Was passiert ist
NATO-Admiral Giuseppe Cavo Dragone hat erklärt, das Bündnis sei auf einen möglichen russischen Angriff unter falscher Flagge vorbereitet. Bei einem solchen Vorgehen würde Russland den Eindruck erwecken, eine andere Seite habe den Angriff verübt. Konkrete Einzelheiten zu einem möglichen Szenario nannte die vorliegende Meldung nicht.
Die Äußerungen des ranghohen NATO-Militärs erfolgen vor dem Hintergrund mehrerer Warnungen europäischer Politiker in den vergangenen Tagen. Sie hatten demnach auf ein wachsendes Risiko einer Eskalation durch Russland hingewiesen.
Was wir wissen
Giuseppe Cavo Dragone wird in der Originalmeldung als führender NATO-General beziehungsweise als Admiral der Allianz bezeichnet. Nach den vorliegenden Informationen sieht er das Bündnis für einen möglichen russischen Angriff unter falscher Flagge gerüstet.
Die Warnung bezieht sich auf den NATO-Raum. Ein genauer Ort, an dem Cavo Dragone seine Einschätzung äußerte, ist in den verfügbaren Angaben nicht genannt. Ebenso enthält die Meldung keine Angaben zu einem konkreten Vorfall, zu bereits erfolgten Angriffen oder zu unmittelbar bevorstehenden Maßnahmen der NATO.
Fest steht außerdem, dass die Äußerungen nicht isoliert stehen. In den vergangenen Tagen hatten mehrere europäische Führungspersönlichkeiten vor einer zunehmenden Gefahr einer russischen Eskalation gewarnt. Welche konkreten Entwicklungen oder Informationen diesen Warnungen zugrunde liegen, geht aus dem vorliegenden Material nicht hervor.
Was noch unklar ist
Unklar bleibt, ob die NATO konkrete Hinweise auf einen bevorstehenden Angriff unter falscher Flagge besitzt oder ob es sich um eine allgemeine Sicherheitsbewertung handelt. Auch ist nicht bekannt, welche Maßnahmen das Bündnis im Einzelnen vorbereitet hat und ob bestimmte Staaten oder Einrichtungen besonders gefährdet sein sollen.

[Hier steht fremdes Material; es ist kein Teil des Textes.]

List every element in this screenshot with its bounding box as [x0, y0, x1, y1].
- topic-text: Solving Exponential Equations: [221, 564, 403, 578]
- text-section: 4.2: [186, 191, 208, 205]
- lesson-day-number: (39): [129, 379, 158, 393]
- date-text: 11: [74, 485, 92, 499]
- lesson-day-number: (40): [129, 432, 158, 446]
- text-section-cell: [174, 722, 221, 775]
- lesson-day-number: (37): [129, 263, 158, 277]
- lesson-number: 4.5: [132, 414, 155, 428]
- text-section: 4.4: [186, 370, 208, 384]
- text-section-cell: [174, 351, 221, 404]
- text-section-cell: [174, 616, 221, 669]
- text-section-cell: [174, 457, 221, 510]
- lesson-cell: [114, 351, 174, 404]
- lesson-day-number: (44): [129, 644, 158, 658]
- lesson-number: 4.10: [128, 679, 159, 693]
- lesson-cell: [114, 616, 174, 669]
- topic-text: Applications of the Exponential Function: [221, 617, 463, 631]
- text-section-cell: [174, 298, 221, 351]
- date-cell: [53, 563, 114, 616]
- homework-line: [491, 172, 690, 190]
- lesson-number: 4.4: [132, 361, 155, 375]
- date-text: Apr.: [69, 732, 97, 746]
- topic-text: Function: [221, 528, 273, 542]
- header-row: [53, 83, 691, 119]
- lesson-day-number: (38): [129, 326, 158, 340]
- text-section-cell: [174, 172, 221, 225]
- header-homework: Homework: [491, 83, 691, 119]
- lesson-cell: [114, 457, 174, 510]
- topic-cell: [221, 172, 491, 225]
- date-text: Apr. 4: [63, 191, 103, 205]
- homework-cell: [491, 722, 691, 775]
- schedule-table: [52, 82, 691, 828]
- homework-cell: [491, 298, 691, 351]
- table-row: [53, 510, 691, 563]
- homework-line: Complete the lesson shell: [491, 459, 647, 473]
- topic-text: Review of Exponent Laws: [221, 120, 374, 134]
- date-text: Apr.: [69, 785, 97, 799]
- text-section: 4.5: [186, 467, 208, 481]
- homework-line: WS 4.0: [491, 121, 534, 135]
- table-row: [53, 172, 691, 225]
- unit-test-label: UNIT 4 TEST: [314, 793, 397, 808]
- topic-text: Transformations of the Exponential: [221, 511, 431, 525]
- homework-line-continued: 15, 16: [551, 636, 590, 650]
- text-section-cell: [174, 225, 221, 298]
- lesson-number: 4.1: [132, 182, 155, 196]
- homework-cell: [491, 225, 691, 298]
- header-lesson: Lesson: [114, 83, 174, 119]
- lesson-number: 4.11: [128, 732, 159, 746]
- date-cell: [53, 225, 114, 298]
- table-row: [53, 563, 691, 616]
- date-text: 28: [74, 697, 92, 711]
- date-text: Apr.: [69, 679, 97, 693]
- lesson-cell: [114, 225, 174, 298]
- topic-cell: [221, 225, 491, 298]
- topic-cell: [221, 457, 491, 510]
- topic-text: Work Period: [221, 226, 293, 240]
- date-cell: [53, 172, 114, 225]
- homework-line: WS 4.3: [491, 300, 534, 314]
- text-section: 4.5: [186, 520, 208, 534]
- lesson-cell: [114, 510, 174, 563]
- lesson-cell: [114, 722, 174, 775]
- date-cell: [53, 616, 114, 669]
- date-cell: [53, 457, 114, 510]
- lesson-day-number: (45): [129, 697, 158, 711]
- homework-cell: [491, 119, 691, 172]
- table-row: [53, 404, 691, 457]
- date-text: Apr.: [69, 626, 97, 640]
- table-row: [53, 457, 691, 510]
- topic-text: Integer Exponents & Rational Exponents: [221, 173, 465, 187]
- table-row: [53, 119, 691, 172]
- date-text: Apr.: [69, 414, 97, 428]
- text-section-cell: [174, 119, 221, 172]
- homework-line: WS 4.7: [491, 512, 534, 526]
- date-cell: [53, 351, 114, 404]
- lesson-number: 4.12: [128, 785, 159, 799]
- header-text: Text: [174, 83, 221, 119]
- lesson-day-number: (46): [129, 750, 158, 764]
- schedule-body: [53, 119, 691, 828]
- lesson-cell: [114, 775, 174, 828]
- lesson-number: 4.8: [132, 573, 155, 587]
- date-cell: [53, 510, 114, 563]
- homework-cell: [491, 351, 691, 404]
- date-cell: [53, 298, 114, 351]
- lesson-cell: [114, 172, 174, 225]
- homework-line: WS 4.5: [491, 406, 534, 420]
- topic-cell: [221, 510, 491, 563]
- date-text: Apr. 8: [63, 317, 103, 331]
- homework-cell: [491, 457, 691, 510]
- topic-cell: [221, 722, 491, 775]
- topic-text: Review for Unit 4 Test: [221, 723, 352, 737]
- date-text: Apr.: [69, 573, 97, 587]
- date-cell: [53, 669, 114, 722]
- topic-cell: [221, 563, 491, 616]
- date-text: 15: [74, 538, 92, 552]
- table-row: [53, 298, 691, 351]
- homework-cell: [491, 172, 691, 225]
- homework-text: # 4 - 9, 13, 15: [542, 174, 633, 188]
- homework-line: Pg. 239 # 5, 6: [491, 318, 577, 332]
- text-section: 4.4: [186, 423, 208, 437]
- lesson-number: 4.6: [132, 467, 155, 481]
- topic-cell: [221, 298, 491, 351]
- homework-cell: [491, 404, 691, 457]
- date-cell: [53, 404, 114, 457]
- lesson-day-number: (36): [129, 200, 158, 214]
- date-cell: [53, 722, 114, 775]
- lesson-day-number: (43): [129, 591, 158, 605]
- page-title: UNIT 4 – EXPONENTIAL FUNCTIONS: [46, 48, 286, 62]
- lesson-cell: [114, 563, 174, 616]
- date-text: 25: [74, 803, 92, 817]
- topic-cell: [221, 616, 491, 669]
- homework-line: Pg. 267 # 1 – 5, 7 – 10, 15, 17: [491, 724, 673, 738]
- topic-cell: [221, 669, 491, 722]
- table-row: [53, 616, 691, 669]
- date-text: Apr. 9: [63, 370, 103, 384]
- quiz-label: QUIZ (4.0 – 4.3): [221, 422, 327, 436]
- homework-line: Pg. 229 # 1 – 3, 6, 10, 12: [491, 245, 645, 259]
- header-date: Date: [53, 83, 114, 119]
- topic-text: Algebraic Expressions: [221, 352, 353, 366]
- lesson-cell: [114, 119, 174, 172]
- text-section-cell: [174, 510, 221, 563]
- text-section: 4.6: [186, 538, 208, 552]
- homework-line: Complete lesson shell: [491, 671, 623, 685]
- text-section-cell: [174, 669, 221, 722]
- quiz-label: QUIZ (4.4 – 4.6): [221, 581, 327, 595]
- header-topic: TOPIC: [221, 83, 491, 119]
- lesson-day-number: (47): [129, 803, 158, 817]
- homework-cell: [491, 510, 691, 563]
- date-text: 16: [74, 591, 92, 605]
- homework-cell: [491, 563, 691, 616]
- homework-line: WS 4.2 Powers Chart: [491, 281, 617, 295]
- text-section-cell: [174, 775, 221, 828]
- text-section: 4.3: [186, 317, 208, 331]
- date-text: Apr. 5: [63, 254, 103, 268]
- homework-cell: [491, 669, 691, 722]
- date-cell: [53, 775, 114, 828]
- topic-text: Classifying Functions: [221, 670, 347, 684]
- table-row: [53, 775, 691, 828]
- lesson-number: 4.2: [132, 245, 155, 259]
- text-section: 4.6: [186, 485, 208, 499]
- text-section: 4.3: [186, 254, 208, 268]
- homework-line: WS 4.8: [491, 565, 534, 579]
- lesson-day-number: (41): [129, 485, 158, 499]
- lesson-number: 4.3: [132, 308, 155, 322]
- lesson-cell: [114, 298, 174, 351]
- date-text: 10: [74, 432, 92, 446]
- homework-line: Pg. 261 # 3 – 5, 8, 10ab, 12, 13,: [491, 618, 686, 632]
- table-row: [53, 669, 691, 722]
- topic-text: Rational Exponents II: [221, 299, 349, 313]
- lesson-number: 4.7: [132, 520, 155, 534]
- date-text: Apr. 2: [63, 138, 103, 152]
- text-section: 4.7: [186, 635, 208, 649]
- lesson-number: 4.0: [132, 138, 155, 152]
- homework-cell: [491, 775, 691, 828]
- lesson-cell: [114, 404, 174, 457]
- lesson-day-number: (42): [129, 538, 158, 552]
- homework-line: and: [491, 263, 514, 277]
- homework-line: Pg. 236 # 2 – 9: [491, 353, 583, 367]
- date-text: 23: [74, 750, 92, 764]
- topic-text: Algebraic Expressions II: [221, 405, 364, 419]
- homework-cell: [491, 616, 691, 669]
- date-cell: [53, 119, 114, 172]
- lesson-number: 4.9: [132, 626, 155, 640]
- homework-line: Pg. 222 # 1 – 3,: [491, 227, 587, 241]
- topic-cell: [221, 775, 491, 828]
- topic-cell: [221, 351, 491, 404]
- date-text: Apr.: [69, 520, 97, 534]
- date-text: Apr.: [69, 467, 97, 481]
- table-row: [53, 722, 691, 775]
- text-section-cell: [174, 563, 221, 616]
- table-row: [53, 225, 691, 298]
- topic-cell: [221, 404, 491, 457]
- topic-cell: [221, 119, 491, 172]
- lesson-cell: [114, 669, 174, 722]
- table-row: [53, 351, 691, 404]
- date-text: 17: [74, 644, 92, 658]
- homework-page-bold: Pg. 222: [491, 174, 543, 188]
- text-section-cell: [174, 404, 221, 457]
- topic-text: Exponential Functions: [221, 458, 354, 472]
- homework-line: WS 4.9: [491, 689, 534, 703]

Die vorliegenden Informationen nennen weder einen möglichen Zeitpunkt noch ein Ziel oder einen Ablauf eines solchen Angriffs. Ebenso bleibt offen, ob es innerhalb der NATO konkrete neue Beschlüsse als Reaktion auf die Warnungen gibt. Angaben zu einer Stellungnahme Russlands liegen in dem bereitgestellten Material nicht vor.